Ronda Storms, former Hillsborough County commissioner and state senator known for conservative, controversial stands on moral issues, has announced she's returning to elective politics with a run for eastern Hillsborough's District 59 state House seat.
"My family and I have decided to step forward and make the personal sacrifice necessary" for the race, Storms said in a Facebook posting Friday.
In an interview, she said she has sent filing paperwork to Tallahassee.
"The tipping point" that convinced her to run, she said, was the scandal involving the county workforce board.
She said she's been involved with the board in attempts to help new immigrants and other looking for work in the county.
The Tampa Bay Times has been reporting on multiple investigations of possible misconduct by CareerSource Pinellas and CareerSource Tampa Bay, both run by CEO Ed Peachey, over whether the agencies overstated the numbers of people they helped to find jobs.
"The scandal you're hearing about, it's worse than that," Storms said. "They were wrecking people's lives, not helping people."
Storms, a Valrico Republican, is running for the House seat being vacated by Rep. Ross Spano, R-Dover, who's running for attorney general.
She will enter a primary with Joe Wicker of Dover, an Army veteran formerly deployed to Iraq and home health care agency owner, who narrowly lost in a primary to Spano in 2012.
The district covers most of Brandon and parts of Bloomingdale, Riverview, Valrico, Dover, Palm River and Clair-Mel City.

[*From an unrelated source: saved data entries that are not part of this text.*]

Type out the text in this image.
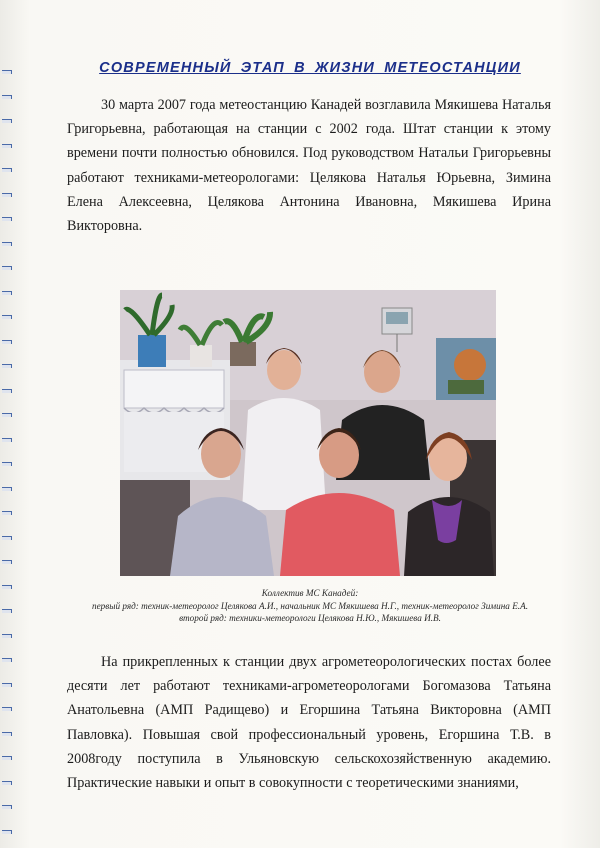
СОВРЕМЕННЫЙ ЭТАП В ЖИЗНИ МЕТЕОСТАНЦИИ

30 марта 2007 года метеостанцию Канадей возглавила Мякишева Наталья Григорьевна, работающая на станции с 2002 года. Штат станции к этому времени почти полностью обновился. Под руководством Натальи Григорьевны работают техниками-метеорологами: Целякова Наталья Юрьевна, Зимина Елена Алексеевна, Целякова Антонина Ивановна, Мякишева Ирина Викторовна.

Коллектив МС Канадей:
первый ряд: техник-метеоролог Целякова А.И., начальник МС Мякишева Н.Г., техник-метеоролог Зимина Е.А.
второй ряд: техники-метеорологи Целякова Н.Ю., Мякишева И.В.

На прикрепленных к станции двух агрометеорологических постах более десяти лет работают техниками-агрометеорологами Богомазова Татьяна Анатольевна (АМП Радищево) и Егоршина Татьяна Викторовна (АМП Павловка). Повышая свой профессиональный уровень, Егоршина Т.В. в 2008году поступила в Ульяновскую сельскохозяйственную академию. Практические навыки и опыт в совокупности с теоретическими знаниями,
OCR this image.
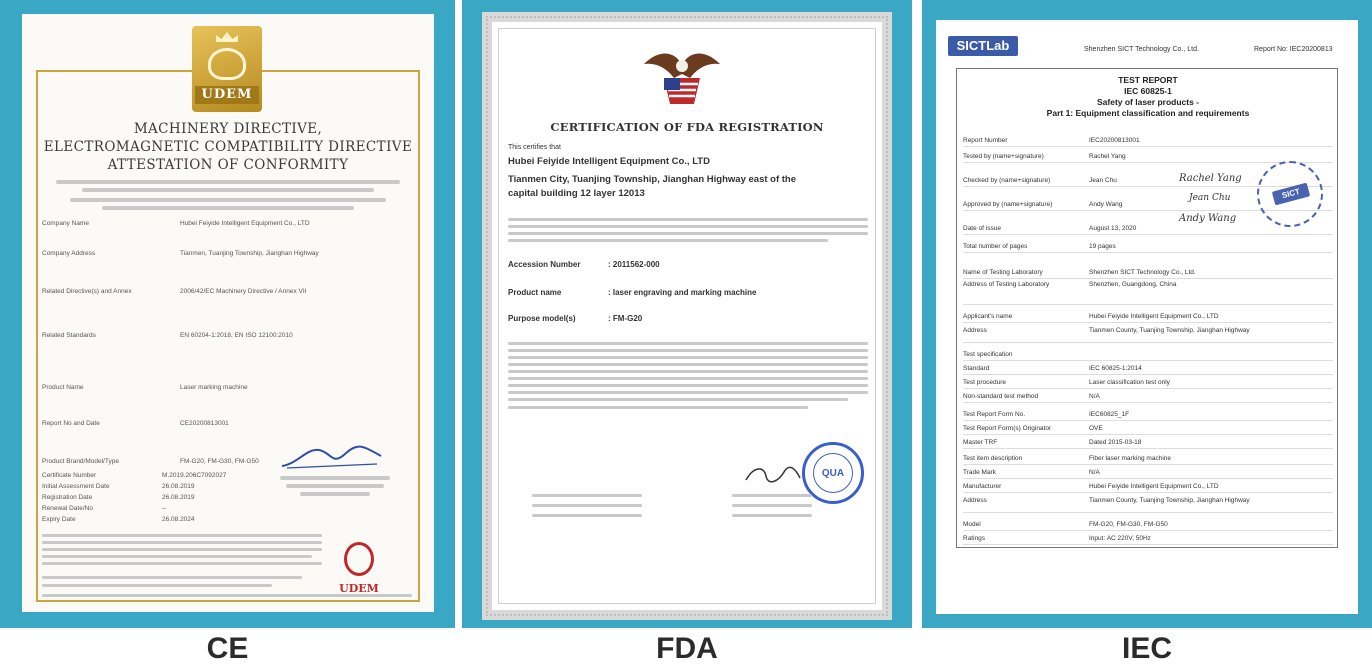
UDEM
MACHINERY DIRECTIVE,
ELECTROMAGNETIC COMPATIBILITY DIRECTIVE
ATTESTATION OF CONFORMITY
Company Name	Hubei Feiyide Intelligent Equipment Co., LTD
Company Address	Tianmen, Tuanjing Township, Jianghan Highway
Related Directive(s) and Annex	2006/42/EC Machinery Directive / Annex VII
Related Standards	EN 60204-1:2018, EN ISO 12100:2010
Product Name	Laser marking machine
Report No and Date	CE20200813001
Product Brand/Model/Type	FM-G20, FM-G30, FM-G50
Certificate Number	M.2019.206C7092027
Initial Assessment Date	26.08.2019
Registration Date	26.08.2019
Renewal Date/No	--
Expiry Date	26.08.2024
UDEM
CE
CERTIFICATION OF FDA REGISTRATION
This certifies that
Hubei Feiyide Intelligent Equipment Co., LTD
Tianmen City, Tuanjing Township, Jianghan Highway east of the
capital building 12 layer 12013
Accession Number	: 2011562-000
Product name	: laser engraving and marking machine
Purpose model(s)	: FM-G20
QUA
FDA
SICTLab	Shenzhen SICT Technology Co., Ltd.	Report No: IEC20200813
TEST REPORT
IEC 60825-1
Safety of laser products -
Part 1: Equipment classification and requirements
Report Number	IEC20200813001
Tested by (name+signature)	Rachel Yang
Checked by (name+signature)	Jean Chu
Approved by (name+signature)	Andy Wang
Date of issue	August 13, 2020
Total number of pages	19 pages
Name of Testing Laboratory	Shenzhen SICT Technology Co., Ltd.
Address of Testing Laboratory	Shenzhen, Guangdong, China
Applicant's name	Hubei Feiyide Intelligent Equipment Co., LTD
Address	Tianmen County, Tuanjing Township, Jianghan Highway
Test specification
Standard	IEC 60825-1:2014
Test procedure	Laser classification test only
Non-standard test method	N/A
Test Report Form No.	IEC60825_1F
Test Report Form(s) Originator	OVE
Master TRF	Dated 2015-03-18
Test item description	Fiber laser marking machine
Trade Mark	N/A
Manufacturer	Hubei Feiyide Intelligent Equipment Co., LTD
Address	Tianmen County, Tuanjing Township, Jianghan Highway
Model	FM-G20, FM-G30, FM-G50
Ratings	Input: AC 220V, 50Hz
Rachel Yang
Jean Chu
Andy Wang
SICT
IEC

Wicker already has received support including endorsement from Spano, and county commissioners Stacy White and Al Higginbotham. He had raised $18,392 as of the end of January, and has hired Tom Piccolo, a local political operative with ties to House Republican leadership, as his campaign consultant.
"I welcome her to the race and I'm excited to have a robust debate about what direction we want to take our state," Wicker said.
Storms, 53, said she's not worried about competition.
"I'm not running against anybody, but for the seat," she said.
"This is not my first rodeo. I know how to knock on doors and hammer in signs. I think I'll be OK with the people who are coming out to help me."
She said she's been repeatedly urged to get back into politics since leaving the state Senate in 2012 to run for property appraiser, losing to Bob Henriquez.
She previously served two terms as a commissioner, 1998-2006, and one and a half terms in the Senate starting in 2006.
In 2005, Storms started a kerluffle when she objected to a display of gay-themed books in a county library during a gay pride event, and successfully proposed a policy barring the county from recognizing gay pride events.
She advocated sterilization for people accused of child abuse and cutting off county money for Planned Parenthood.
Since losing the 2012 race, Storms said, she has been been "mom-in-chief" including home-schooling her 9-year-old son, helped her husband run his landscaping business and done volunteer work including the guardian ad litem program.
The couple also have an 18-year-old daughter.